Targets are still capability-checked against each supervisor's roster tags
before any dispatch: a supervisor must carry the firecracker tag to receive a
runner, and a docker-only build host won't be handed an app it can't boot. What's
gone is the old multi-runtime selection complexity — a target now just resolves
to a supervisor ULA.
Deploying from your own terminal
The GitHub Action is just a wrapper. You can run the exact same pipeline from any
terminal with tcli:
tcli deploy --remote \
--repo-url https://github.com/tabbify-io/quickstart \
--ref main \
--clone-token "$GITHUB_TOKEN"
tcli reads TABBIFY_TOKEN for the node bearer auth and posts to
https://api.tabbify.io/v1/deploy by default. Or hit the endpoint directly with
your Tabbify API token:
curl -X POST -H "Authorization: Bearer $TABBIFY_TOKEN" \
https://api.tabbify.io/v1/deploy \
-d '{"repo_url":"https://github.com/tabbify-io/quickstart",
"git_ref":"main","tenant":"tabbify",
"app_uuid":"0191e7c2-1111-7222-8333-444455556666",
"clone_token":"<github-token>",
"manifest_toml":"[app]\nname=\"quickstart\"\n[build]\nkind=\"docker\"\n[runtime]\nport=8080\n[routes]\ndynamic_prefixes=[\"/\"]\n",
"targets":[{"supervisor":"thinkpad"}]}'
manifest_toml carries your raw tabbify.toml so the node applies [runtime]

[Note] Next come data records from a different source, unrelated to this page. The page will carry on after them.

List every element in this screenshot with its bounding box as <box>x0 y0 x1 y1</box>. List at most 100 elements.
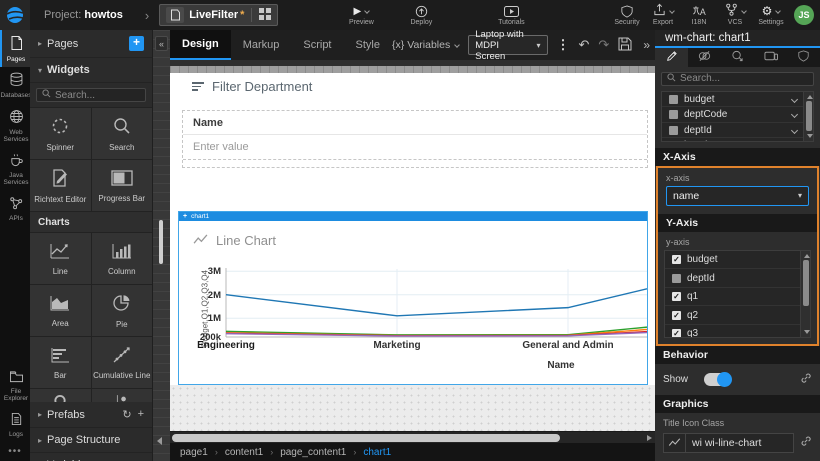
chart1-widget[interactable]: + chart1 Line Chart Budget,Q1,Q2,Q3,Q4 2… <box>178 211 648 385</box>
widget-selection-bar[interactable]: + chart1 <box>179 212 647 221</box>
cumulative-line-widget-tile[interactable]: Cumulative Line <box>92 337 153 388</box>
y-axis-list-scrollbar[interactable] <box>800 251 810 337</box>
expand-panel-button[interactable]: » <box>641 38 650 52</box>
checkbox[interactable]: ✓ <box>672 329 681 338</box>
x-axis-select[interactable]: name ▾ <box>666 186 809 206</box>
richtext-editor-widget-tile[interactable]: Richtext Editor <box>30 160 91 211</box>
scroll-down-icon[interactable] <box>804 330 810 334</box>
rail-item-logs[interactable]: Logs <box>0 407 30 442</box>
show-toggle[interactable] <box>704 373 731 386</box>
list-item-budget[interactable]: ✓budget <box>665 251 810 270</box>
line-widget-tile[interactable]: Line <box>30 233 91 284</box>
list-item-deptId[interactable]: deptId <box>662 123 813 139</box>
property-search-input[interactable] <box>680 73 808 84</box>
bar-widget-tile[interactable]: Bar <box>30 337 91 388</box>
scroll-right-arrow[interactable] <box>647 435 652 441</box>
deploy-button[interactable]: Deploy <box>404 5 438 26</box>
drop-zone[interactable] <box>170 385 655 431</box>
breadcrumb-item-page_content1[interactable]: page_content1 <box>280 447 346 458</box>
breadcrumb-item-chart1[interactable]: chart1 <box>363 447 391 458</box>
list-item-deptId[interactable]: deptId <box>665 269 810 288</box>
undo-icon[interactable]: ↶ <box>579 37 590 53</box>
tab-devices[interactable] <box>754 48 787 67</box>
checkbox[interactable] <box>669 95 678 104</box>
preview-button[interactable]: ▶ Preview <box>344 5 378 26</box>
pie-widget-tile[interactable]: Pie <box>92 285 153 336</box>
list-item-location[interactable]: location <box>662 138 813 142</box>
i18n-button[interactable]: A I18N <box>686 5 712 26</box>
widgets-accordion[interactable]: ▾ Widgets <box>30 58 152 83</box>
tutorials-button[interactable]: Tutorials <box>494 5 528 26</box>
page-structure-accordion[interactable]: ▸ Page Structure <box>30 428 152 453</box>
device-dropdown[interactable]: Laptop with MDPI Screen ▾ <box>468 35 547 55</box>
checkbox[interactable]: ✓ <box>672 255 681 264</box>
variables-accordion[interactable]: ▸ Variables <box>30 453 152 461</box>
livefilter-panel[interactable]: Name <box>182 110 648 168</box>
kebab-menu-icon[interactable]: ⋮ <box>557 37 570 53</box>
save-icon[interactable] <box>618 37 632 54</box>
horizontal-scrollbar-thumb[interactable] <box>172 434 560 442</box>
scrollbar-thumb[interactable] <box>803 260 809 306</box>
tab-styles[interactable] <box>688 48 721 67</box>
list-item-budget[interactable]: budget <box>662 92 813 108</box>
pages-accordion[interactable]: ▸ Pages + <box>30 30 152 58</box>
area-widget-tile[interactable]: Area <box>30 285 91 336</box>
breadcrumb-item-content1[interactable]: content1 <box>225 447 263 458</box>
title-icon-class-input[interactable] <box>685 433 794 453</box>
chevron-down-icon[interactable] <box>791 96 798 103</box>
name-field-input[interactable] <box>183 135 647 160</box>
refresh-icon[interactable]: ↻ <box>122 408 131 421</box>
spinner-widget-tile[interactable]: Spinner <box>30 108 91 159</box>
tab-style[interactable]: Style <box>344 30 392 60</box>
move-icon[interactable]: + <box>183 213 187 220</box>
checkbox[interactable] <box>669 110 678 119</box>
tab-properties[interactable] <box>655 48 688 67</box>
bind-property-icon[interactable] <box>800 372 812 387</box>
scroll-left-arrow[interactable] <box>157 437 162 445</box>
wavemaker-logo-icon[interactable] <box>0 0 30 30</box>
filter-department-heading[interactable]: Filter Department <box>192 79 312 94</box>
progress-bar-widget-tile[interactable]: Progress Bar <box>92 160 153 211</box>
list-item-q2[interactable]: ✓q2 <box>665 306 810 325</box>
checkbox[interactable]: ✓ <box>672 311 681 320</box>
rail-item-apis[interactable]: APIs <box>0 191 30 226</box>
tab-design[interactable]: Design <box>170 30 231 60</box>
redo-icon[interactable]: ↷ <box>598 37 609 53</box>
tab-markup[interactable]: Markup <box>231 30 292 60</box>
list-item-q3[interactable]: ✓q3 <box>665 325 810 338</box>
bubble-widget-tile[interactable] <box>92 389 153 402</box>
rail-more-icon[interactable]: ••• <box>0 442 30 461</box>
user-avatar[interactable]: JS <box>794 5 814 25</box>
scroll-up-icon[interactable] <box>807 95 813 99</box>
vertical-scrollbar-thumb[interactable] <box>159 220 163 264</box>
settings-button[interactable]: ⚙ Settings <box>758 5 784 26</box>
tab-script[interactable]: Script <box>291 30 343 60</box>
prefabs-accordion[interactable]: ▸ Prefabs ↻+ <box>30 402 152 428</box>
scroll-up-icon[interactable] <box>804 254 810 258</box>
scroll-down-icon[interactable] <box>807 134 813 138</box>
dashboard-grid-icon[interactable] <box>259 8 271 23</box>
checkbox[interactable] <box>669 126 678 135</box>
export-button[interactable]: Export <box>650 5 676 26</box>
donut-widget-tile[interactable] <box>30 389 91 402</box>
breadcrumb-item-page1[interactable]: page1 <box>180 447 208 458</box>
checkbox[interactable] <box>669 141 678 142</box>
scrollbar-thumb[interactable] <box>806 101 812 131</box>
column-widget-tile[interactable]: Column <box>92 233 153 284</box>
checkbox[interactable] <box>672 274 681 283</box>
canvas-horizontal-scrollbar[interactable] <box>170 431 655 443</box>
checkbox[interactable]: ✓ <box>672 292 681 301</box>
rail-item-web-services[interactable]: Web Services <box>0 104 30 148</box>
rail-item-pages[interactable]: Pages <box>0 30 30 67</box>
add-page-button[interactable]: + <box>129 36 144 51</box>
rail-item-databases[interactable]: Databases <box>0 67 30 103</box>
field-list-scrollbar[interactable] <box>803 92 813 141</box>
collapse-panel-button[interactable]: « <box>155 36 168 51</box>
widget-search-input[interactable] <box>55 90 140 101</box>
variables-dropdown[interactable]: {x} Variables <box>392 39 459 51</box>
add-prefab-icon[interactable]: + <box>138 408 144 421</box>
list-item-deptCode[interactable]: deptCode <box>662 107 813 123</box>
security-button[interactable]: Security <box>614 5 640 26</box>
rail-item-file-explorer[interactable]: File Explorer <box>0 365 30 407</box>
tab-security[interactable] <box>787 48 820 67</box>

(including port) and [routes] on spawn. Omit it and the app gets the
defaults (port 8080) — fine for an 8080 image, a crash-loop for anything else.
tcli deploy sends this for you; only a hand-rolled curl needs it explicit.

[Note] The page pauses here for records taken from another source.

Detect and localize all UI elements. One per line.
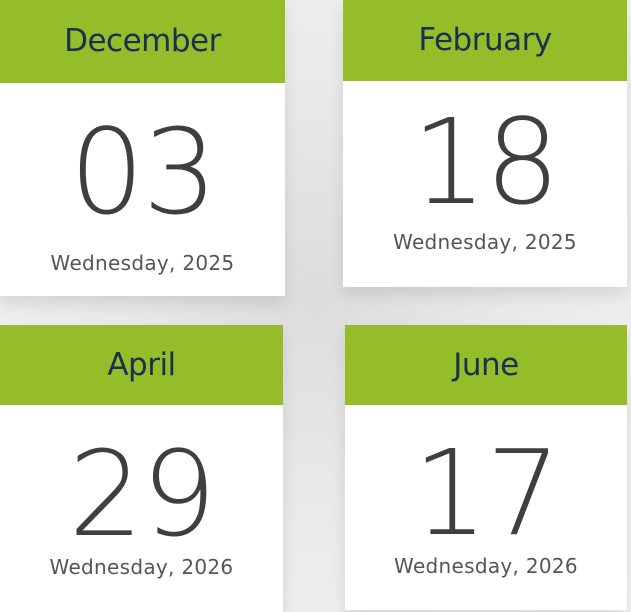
card-header: April [0, 325, 283, 405]
calendar-card-april[interactable]: April 29 Wednesday, 2026 [0, 325, 283, 612]
day-number: 03 [69, 103, 217, 241]
month-label: June [453, 346, 519, 383]
day-number: 17 [412, 424, 561, 562]
day-number: 18 [411, 93, 560, 231]
month-label: February [418, 22, 552, 58]
day-number: 29 [68, 425, 216, 563]
calendar-card-december[interactable]: December 03 Wednesday, 2025 [0, 0, 285, 296]
card-header: June [345, 325, 627, 405]
weekday-year-label: Wednesday, 2026 [394, 554, 578, 578]
weekday-year-label: Wednesday, 2025 [50, 251, 235, 275]
card-header: December [0, 0, 285, 83]
calendar-card-february[interactable]: February 18 Wednesday, 2025 [343, 0, 627, 287]
weekday-year-label: Wednesday, 2025 [393, 230, 577, 254]
calendar-card-june[interactable]: June 17 Wednesday, 2026 [345, 325, 627, 610]
month-label: April [107, 346, 176, 383]
card-header: February [343, 0, 627, 81]
weekday-year-label: Wednesday, 2026 [49, 555, 234, 579]
month-label: December [64, 23, 221, 59]
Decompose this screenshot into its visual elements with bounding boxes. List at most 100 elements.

Per-target failures are collected into results and do not fail the call —
partial deploys are reported honestly. Only a build error, an unresolvable
builder or target, a capability mismatch, or a missing registry is fatal. See
the registry for the artifact store and auth for
how tokens are issued.
Where it lands: the runner
The pipeline terminates at a runner. supervisord is pure control plane: it
spawns a detached tabbify-runner, waits for its control socket to go healthy,
and hands back the app_ula. Because runners are detached, killing the
supervisor never kills the workload — a restart re-adopts living runners with no
blip. The address is metadata-free: derive_app_ula(uuid) is host-independent,
so an app keeps its ULA when it migrates between supervisors.
You can inspect the live mesh from the node:
curl -H "Authorization: Bearer $TABBIFY_TOKEN" \
https://api.tabbify.io/v1/topology
That topology view is for visibility only — addressing is always the UUID hash.
A supervisor also exposes POST /v1/apps/{uuid}/start for advanced or manual
control, but in the normal GitHub Actions flow the deploy pipeline starts runners
on the target supervisors for you; you never call it by hand.
Status: the full pipeline is verified live on AWS — git push →
GitHub Actions → tcli deploy --remote → /v1/deploy → builder supervisor →
mesh registry → Firecracker runner, reachable at https://app.tabbify.io/app/<uuid>/.
See the runtime for the runner lifecycle, routing
for the address scheme, and the CLI reference for tcli.